My father died in 1980. I haven’t “seen” him for 41 years, but this man had his build, his eyes, nose, white hair. He was even wearing clothes my father would have worn, clothes my mother would have picked out for him; he was in a leisure suit. (So it would have been before the time I asked why he was dressed like a pimp, and he glared at my mother and never wore it again.)

But it really wasn’t my father. (I’m pretty sure.) For one thing, my mother wasn’t next to him in the crowd. There is no way my father would have been in that situation – an impromptu street concert! – or remained in that situation – without my mother, and she wasn’t there. (I’m pretty sure.)

So there’s this duplicate Dad, and I know it’s not him. (I’m pretty sure.) So it leaves me wondering: what is it that makes someone someone? What is it that would make me sure that man in the movie was my father?

When I was pregnant, I read that mothers could find and identify their babies by their smell. After Sophie was born, I spent a lot of time sniffing her, memorizing her. My postpartum existential worries included whether or not I could pick her out of a crowd of babies.

I’ve read about animals and birds that throw an intruder baby out of their nest, that they can tell if it’s not one of theirs. Yet, in reading The Lost Family by Libby Copeland, a wonderful book about DNA tests, there was one terrifying photo of a cartful of babies in a Manhattan maternity hospital. The babies were collected from the mothers – without little name bracelets! – and then redistributed after baths. Apparently, a big, switched-at-birth mix-up occurred. Aiiieeee!

Well, now, I would know my daughter anywhere. When she was in a play in costume and whirled around the stage, I’d just hunt for the blond ponytail … and end up tracking Seline, who also had a blond ponytail. Seline’s parents had the same problem. And recently, in a photo she shared of her friends all dressed up at a wedding, I asked, “Who’s the one in the middle?” and it was my own daughter.

So what makes us us? How do we recognize each other?

When I would visit my parents after a long time away, I would search the airport as I disembarked with a certain bit of panic pumping my heart: would I know them? Sometimes they’d look different, they’d aged, and I’d hunt for their “them-ness.”

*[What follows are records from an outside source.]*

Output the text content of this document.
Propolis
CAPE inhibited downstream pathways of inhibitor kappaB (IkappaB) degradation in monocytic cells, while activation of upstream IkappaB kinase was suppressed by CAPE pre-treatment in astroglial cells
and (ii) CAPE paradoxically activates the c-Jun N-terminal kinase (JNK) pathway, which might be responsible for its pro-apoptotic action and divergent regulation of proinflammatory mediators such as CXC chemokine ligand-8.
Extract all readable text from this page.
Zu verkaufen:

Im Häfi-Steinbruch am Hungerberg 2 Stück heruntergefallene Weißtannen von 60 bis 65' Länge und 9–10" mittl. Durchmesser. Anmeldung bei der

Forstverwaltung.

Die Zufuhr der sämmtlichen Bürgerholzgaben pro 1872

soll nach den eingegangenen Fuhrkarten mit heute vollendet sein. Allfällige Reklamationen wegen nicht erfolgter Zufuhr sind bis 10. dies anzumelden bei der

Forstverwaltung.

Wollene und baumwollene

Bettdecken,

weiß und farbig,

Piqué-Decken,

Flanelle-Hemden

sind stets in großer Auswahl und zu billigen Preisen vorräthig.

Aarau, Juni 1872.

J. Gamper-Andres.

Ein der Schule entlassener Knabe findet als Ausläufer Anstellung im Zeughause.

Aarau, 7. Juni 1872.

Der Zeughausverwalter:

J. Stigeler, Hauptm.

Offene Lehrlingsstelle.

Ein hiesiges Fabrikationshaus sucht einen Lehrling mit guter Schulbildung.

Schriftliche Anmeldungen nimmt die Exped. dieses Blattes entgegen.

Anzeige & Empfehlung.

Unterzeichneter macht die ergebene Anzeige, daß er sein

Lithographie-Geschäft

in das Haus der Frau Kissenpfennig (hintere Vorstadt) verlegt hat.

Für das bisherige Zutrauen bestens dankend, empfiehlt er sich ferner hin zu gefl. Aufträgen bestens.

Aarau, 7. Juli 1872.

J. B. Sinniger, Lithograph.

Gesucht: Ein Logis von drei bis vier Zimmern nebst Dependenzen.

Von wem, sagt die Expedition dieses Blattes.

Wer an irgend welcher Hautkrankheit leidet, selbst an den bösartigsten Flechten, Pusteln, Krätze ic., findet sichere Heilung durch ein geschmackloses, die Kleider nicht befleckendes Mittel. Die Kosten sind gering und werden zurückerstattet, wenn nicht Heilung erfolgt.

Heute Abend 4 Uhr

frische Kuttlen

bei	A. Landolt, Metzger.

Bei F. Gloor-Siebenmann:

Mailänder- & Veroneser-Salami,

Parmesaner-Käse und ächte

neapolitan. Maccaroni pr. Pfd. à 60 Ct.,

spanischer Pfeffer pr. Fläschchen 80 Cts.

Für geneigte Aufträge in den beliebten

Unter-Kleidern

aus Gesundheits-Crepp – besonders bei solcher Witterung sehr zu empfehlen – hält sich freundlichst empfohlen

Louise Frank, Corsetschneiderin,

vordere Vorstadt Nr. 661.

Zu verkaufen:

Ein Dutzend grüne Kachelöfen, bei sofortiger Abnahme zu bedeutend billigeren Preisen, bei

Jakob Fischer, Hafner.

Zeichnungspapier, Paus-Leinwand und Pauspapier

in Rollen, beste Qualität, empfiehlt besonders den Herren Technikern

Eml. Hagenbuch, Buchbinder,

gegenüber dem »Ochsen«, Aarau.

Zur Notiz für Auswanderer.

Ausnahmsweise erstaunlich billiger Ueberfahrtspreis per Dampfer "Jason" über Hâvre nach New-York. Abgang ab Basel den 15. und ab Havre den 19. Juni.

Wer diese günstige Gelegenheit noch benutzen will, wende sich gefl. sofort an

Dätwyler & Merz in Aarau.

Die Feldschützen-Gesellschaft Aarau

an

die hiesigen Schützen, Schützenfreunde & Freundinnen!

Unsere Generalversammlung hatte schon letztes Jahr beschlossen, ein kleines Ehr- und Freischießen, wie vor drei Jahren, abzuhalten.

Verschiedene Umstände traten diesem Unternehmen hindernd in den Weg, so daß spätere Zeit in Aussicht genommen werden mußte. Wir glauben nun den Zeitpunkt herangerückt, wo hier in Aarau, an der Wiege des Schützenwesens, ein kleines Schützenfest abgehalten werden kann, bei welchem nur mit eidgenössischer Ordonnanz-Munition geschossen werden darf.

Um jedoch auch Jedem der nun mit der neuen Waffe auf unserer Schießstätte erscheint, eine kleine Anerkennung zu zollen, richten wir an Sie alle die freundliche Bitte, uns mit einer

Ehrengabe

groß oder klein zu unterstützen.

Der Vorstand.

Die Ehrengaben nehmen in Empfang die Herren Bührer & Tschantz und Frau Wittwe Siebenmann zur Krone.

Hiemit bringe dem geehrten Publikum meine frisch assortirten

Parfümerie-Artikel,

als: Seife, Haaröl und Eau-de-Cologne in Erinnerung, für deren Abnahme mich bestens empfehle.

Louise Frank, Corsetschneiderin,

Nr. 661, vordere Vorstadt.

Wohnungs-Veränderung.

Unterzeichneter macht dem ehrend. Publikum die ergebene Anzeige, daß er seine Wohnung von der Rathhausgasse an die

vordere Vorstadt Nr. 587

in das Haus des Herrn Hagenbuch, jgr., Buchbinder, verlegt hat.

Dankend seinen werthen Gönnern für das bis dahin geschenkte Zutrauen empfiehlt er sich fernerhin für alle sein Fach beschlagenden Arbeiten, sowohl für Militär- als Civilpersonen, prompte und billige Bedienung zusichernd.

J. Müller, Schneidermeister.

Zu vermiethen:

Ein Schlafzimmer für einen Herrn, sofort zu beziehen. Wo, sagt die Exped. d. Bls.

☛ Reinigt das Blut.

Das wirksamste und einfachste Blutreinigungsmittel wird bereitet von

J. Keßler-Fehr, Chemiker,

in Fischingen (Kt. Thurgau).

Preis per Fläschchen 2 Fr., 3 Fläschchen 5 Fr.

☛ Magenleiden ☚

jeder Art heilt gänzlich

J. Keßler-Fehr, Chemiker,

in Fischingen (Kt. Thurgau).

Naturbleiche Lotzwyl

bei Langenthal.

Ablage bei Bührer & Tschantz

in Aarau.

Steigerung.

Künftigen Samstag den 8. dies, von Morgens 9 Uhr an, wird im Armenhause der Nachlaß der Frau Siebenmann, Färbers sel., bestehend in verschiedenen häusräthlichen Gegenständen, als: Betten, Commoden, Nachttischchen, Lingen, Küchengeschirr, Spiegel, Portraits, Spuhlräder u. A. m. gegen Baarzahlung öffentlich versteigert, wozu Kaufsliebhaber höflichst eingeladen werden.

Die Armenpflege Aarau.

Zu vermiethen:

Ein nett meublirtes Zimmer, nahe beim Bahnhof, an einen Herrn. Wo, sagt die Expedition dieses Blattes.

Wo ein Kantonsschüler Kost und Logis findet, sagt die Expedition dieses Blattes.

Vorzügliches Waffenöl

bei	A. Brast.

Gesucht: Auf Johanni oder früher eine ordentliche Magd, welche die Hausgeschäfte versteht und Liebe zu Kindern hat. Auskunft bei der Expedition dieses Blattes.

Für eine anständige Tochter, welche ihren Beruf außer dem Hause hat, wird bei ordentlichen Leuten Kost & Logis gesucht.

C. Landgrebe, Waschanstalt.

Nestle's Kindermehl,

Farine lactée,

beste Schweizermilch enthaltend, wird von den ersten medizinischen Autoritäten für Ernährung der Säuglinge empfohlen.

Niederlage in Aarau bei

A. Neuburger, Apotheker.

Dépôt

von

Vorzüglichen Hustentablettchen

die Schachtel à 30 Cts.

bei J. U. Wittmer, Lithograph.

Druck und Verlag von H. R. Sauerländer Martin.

Okay, this may be complicated by my own prosopagnosia, facial blindness. My brain has trouble processing faces into memory unless I can link it with posture, gait, expression, hair style, voice, etc. Unfortunately, my worst case involved a boss: I would show up every Monday after a weekend off and introduce myself to the “stranger” in the office. Sometimes I just stay home because it’s too stressful to run into people I’m supposed to recognize.

One benefit of Covid and mask-wearing is that finally, I can ask people who they are without risking social gaffes. I used to cover my cluelessness by blaming it on sunglasses, bike helmets, hair styles, poor lighting, or anything else I could claim…. Now I just blame it on the mask.

In the midst of my mother’s dementia, she’d often fake it, offer exuberant hellos to friends when she had no idea who they were. So that’s a memory thing; she couldn’t remember them. But I remember my father, and in photos from my childhood, I know that’s him. Is it because I was there, I know the situation, the environment, or is there something I see?

And would I be able to see it and recognize it 41 years later if he showed up in a video on YouTube?